Salah satu kisah yang dikaji adalah perjalanan Nabi Musa AS bersama kaumnya. Ustadz Saiun menjelaskan tentang sikap Nabi Musa yang memohon pertolongan kepada Allah SWT ketika menghadapi kaumnya yang membangkang dan enggan melaksanakan perintah-Nya.
Hal tersebut sebagaimana dijelaskan dalam Surah Al-Maidah ayat 25, ketika Nabi Musa AS berdoa kepada Allah SWT:
«“Qāla rabbī innī lā amliku illā nafsī wa akhī fafruq bainanā wa bainal-qaumil-fāsiqīn.”»
Artinya: “Dia (Musa) berkata, ‘Ya Tuhanku, sesungguhnya aku tidak menguasai kecuali diriku sendiri dan saudaraku. Karena itu, pisahkanlah antara kami dan kaum yang fasik itu.’”
Ustadz Saiun menjelaskan, doa tersebut menunjukkan bahwa Nabi Musa AS telah menghadapi penolakan dan pembangkangan dari kaumnya. Ketika berbagai upaya telah dilakukan, Nabi Musa menyerahkan persoalan tersebut kepada Allah SWT.
“Dengan kalimat ini mengandung pengertian Nabi Musa itu sudah tidak mampu lagi menghadapi kaumnya yang membangkang. Nabi Musa kemudian menyerahkan persoalan itu kepada Allah,” ujar Ustadz Saiun dalam kajiannya.
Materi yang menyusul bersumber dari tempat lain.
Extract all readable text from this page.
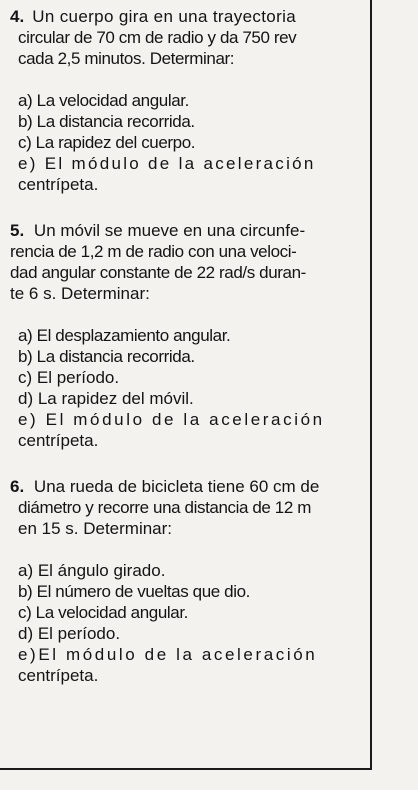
4. Un cuerpo gira en una trayectoria
circular de 70 cm de radio y da 750 rev
cada 2,5 minutos. Determinar:
a) La velocidad angular.
b) La distancia recorrida.
c) La rapidez del cuerpo.
e) El módulo de la aceleración
centrípeta.
5. Un móvil se mueve en una circunfe-
rencia de 1,2 m de radio con una veloci-
dad angular constante de 22 rad/s duran-
te 6 s. Determinar:
a) El desplazamiento angular.
b) La distancia recorrida.
c) El período.
d) La rapidez del móvil.
e) El módulo de la aceleración
centrípeta.
6. Una rueda de bicicleta tiene 60 cm de
diámetro y recorre una distancia de 12 m
en 15 s. Determinar:
a) El ángulo girado.
b) El número de vueltas que dio.
c) La velocidad angular.
d) El período.
e)El módulo de la aceleración
centrípeta.
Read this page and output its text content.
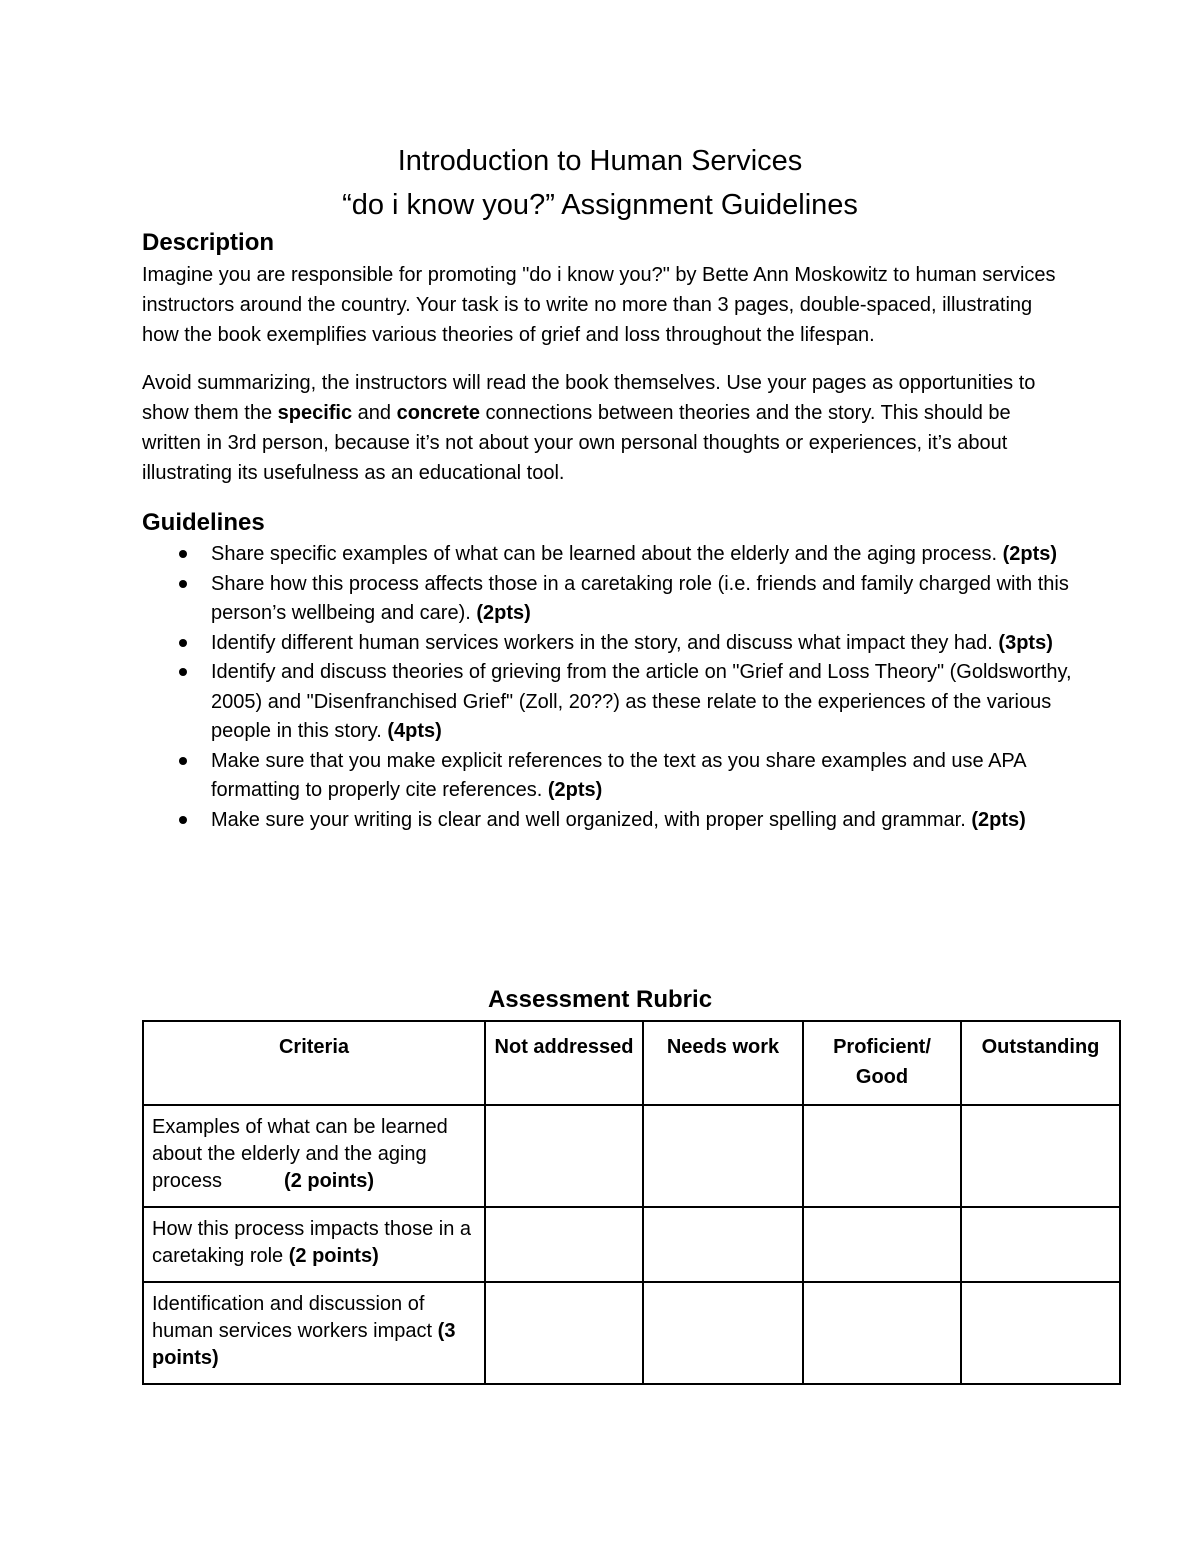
Introduction to Human Services

“do i know you?” Assignment Guidelines

Description

Imagine you are responsible for promoting "do i know you?" by Bette Ann Moskowitz to human services instructors around the country. Your task is to write no more than 3 pages, double-spaced, illustrating how the book exemplifies various theories of grief and loss throughout the lifespan.

Avoid summarizing, the instructors will read the book themselves. Use your pages as opportunities to show them the specific and concrete connections between theories and the story. This should be written in 3rd person, because it’s not about your own personal thoughts or experiences, it’s about illustrating its usefulness as an educational tool.

Guidelines
Share specific examples of what can be learned about the elderly and the aging process. (2pts)
Share how this process affects those in a caretaking role (i.e. friends and family charged with this person’s wellbeing and care). (2pts)
Identify different human services workers in the story, and discuss what impact they had. (3pts)
Identify and discuss theories of grieving from the article on "Grief and Loss Theory" (Goldsworthy, 2005) and "Disenfranchised Grief" (Zoll, 20??) as these relate to the experiences of the various people in this story. (4pts)
Make sure that you make explicit references to the text as you share examples and use APA formatting to properly cite references. (2pts)
Make sure your writing is clear and well organized, with proper spelling and grammar. (2pts)
Assessment Rubric
Criteria	Not addressed	Needs work	Proficient/ Good	Outstanding
Examples of what can be learned about the elderly and the aging process (2 points)				
How this process impacts those in a caretaking role (2 points)				
Identification and discussion of human services workers impact (3 points)				
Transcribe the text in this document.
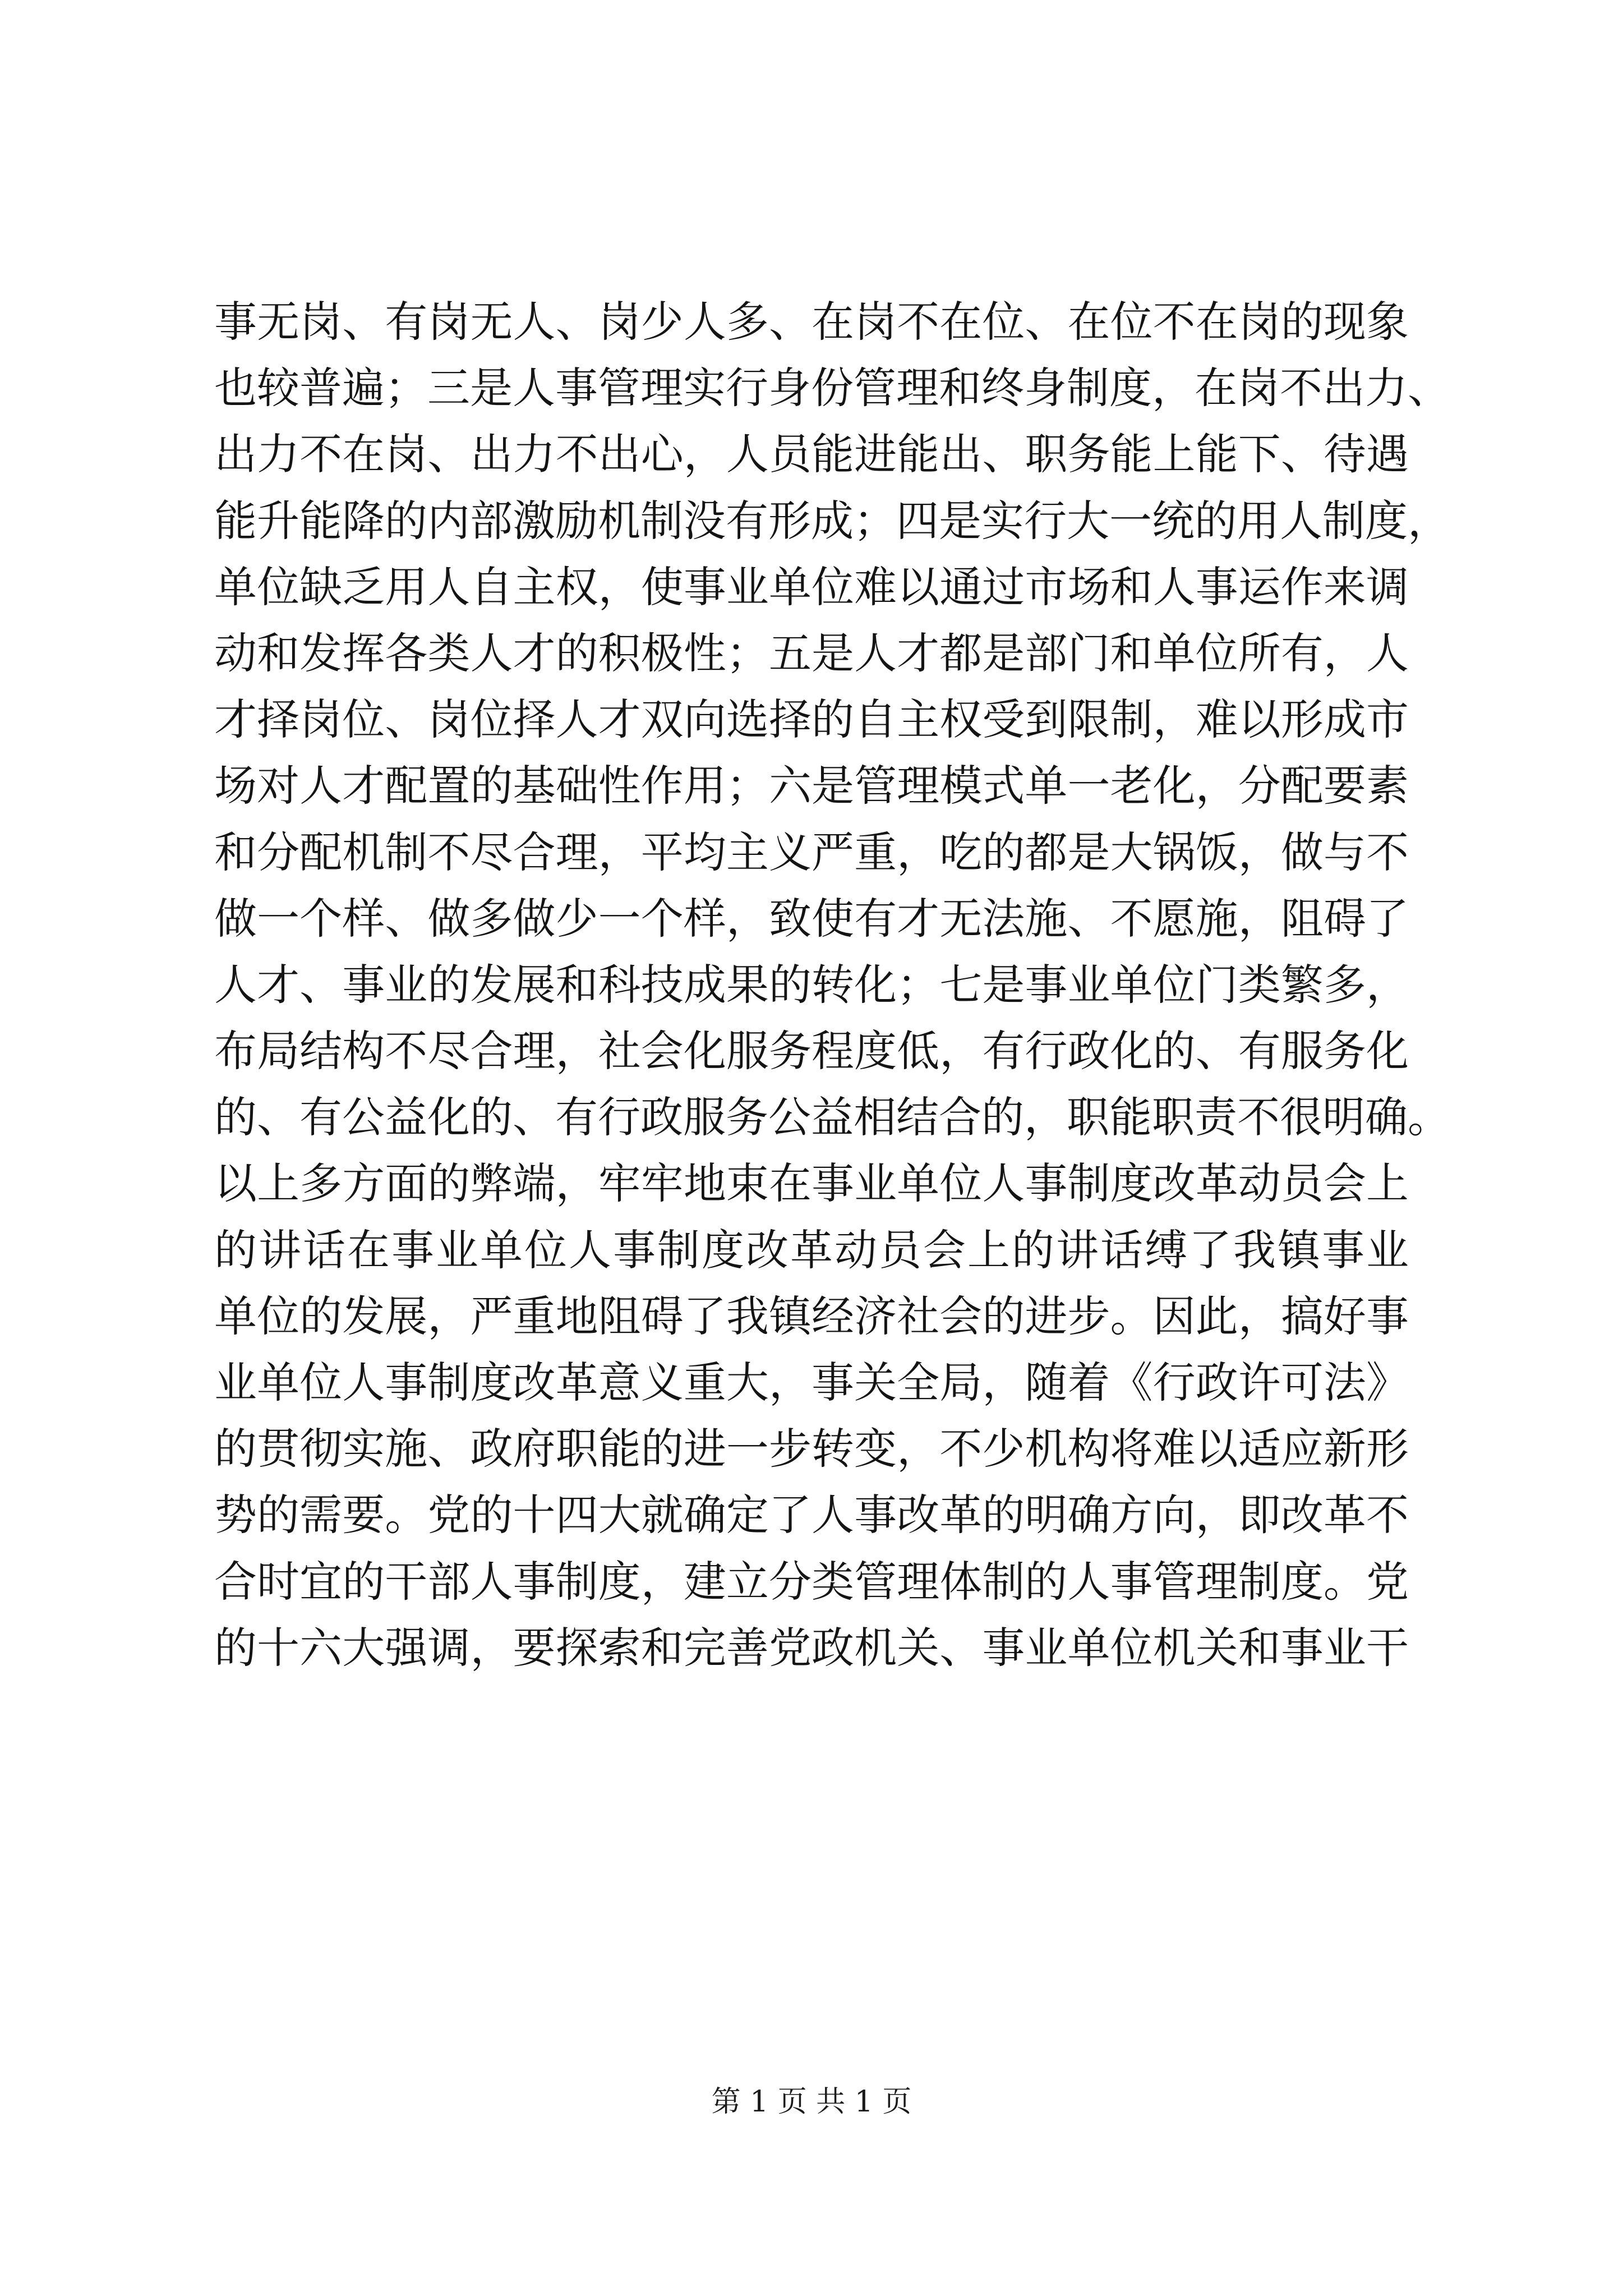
事无岗、有岗无人、岗少人多、在岗不在位、在位不在岗的现象
也较普遍；三是人事管理实行身份管理和终身制度，在岗不出力、
出力不在岗、出力不出心，人员能进能出、职务能上能下、待遇
能升能降的内部激励机制没有形成；四是实行大一统的用人制度，
单位缺乏用人自主权，使事业单位难以通过市场和人事运作来调
动和发挥各类人才的积极性；五是人才都是部门和单位所有，人
才择岗位、岗位择人才双向选择的自主权受到限制，难以形成市
场对人才配置的基础性作用；六是管理模式单一老化，分配要素
和分配机制不尽合理，平均主义严重，吃的都是大锅饭，做与不
做一个样、做多做少一个样，致使有才无法施、不愿施，阻碍了
人才、事业的发展和科技成果的转化；七是事业单位门类繁多，
布局结构不尽合理，社会化服务程度低，有行政化的、有服务化
的、有公益化的、有行政服务公益相结合的，职能职责不很明确。
以上多方面的弊端，牢牢地束在事业单位人事制度改革动员会上
的讲话在事业单位人事制度改革动员会上的讲话缚了我镇事业
单位的发展，严重地阻碍了我镇经济社会的进步。因此，搞好事
业单位人事制度改革意义重大，事关全局，随着《行政许可法》
的贯彻实施、政府职能的进一步转变，不少机构将难以适应新形
势的需要。党的十四大就确定了人事改革的明确方向，即改革不
合时宜的干部人事制度，建立分类管理体制的人事管理制度。党
的十六大强调，要探索和完善党政机关、事业单位机关和事业干
第 1 页 共 1 页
Sikap pembangkangan tersebut, lanjutnya, membawa konsekuensi berat bagi kaum Bani Israil. Mereka yang diperintahkan untuk memasuki negeri yang telah ditentukan bagi mereka justru menunjukkan ketakutan dan penolakan.
Akibat pembangkangan itu, Allah SWT memberikan hukuman sebagaimana disebutkan dalam Surah Al-Maidah ayat 26:
«“Qāla fa innahā muharramatun ‘alaihim arba‘īna sanatan yatīhūna fil-ardhi falā ta’sa ‘alal-qaumil-fāsiqīn.”»
Artinya: “Allah berfirman, ‘Sesungguhnya negeri itu terlarang bagi mereka selama empat puluh tahun. Mereka akan berputar-putar kebingungan di bumi itu. Maka janganlah engkau bersedih hati terhadap kaum yang fasik itu.’”
“Selama 40 tahun mereka berada dalam keadaan kebingungan. Ini sebagai balasan atas sikap mereka yang tidak mau menjalankan perintah Allah,” jelasnya.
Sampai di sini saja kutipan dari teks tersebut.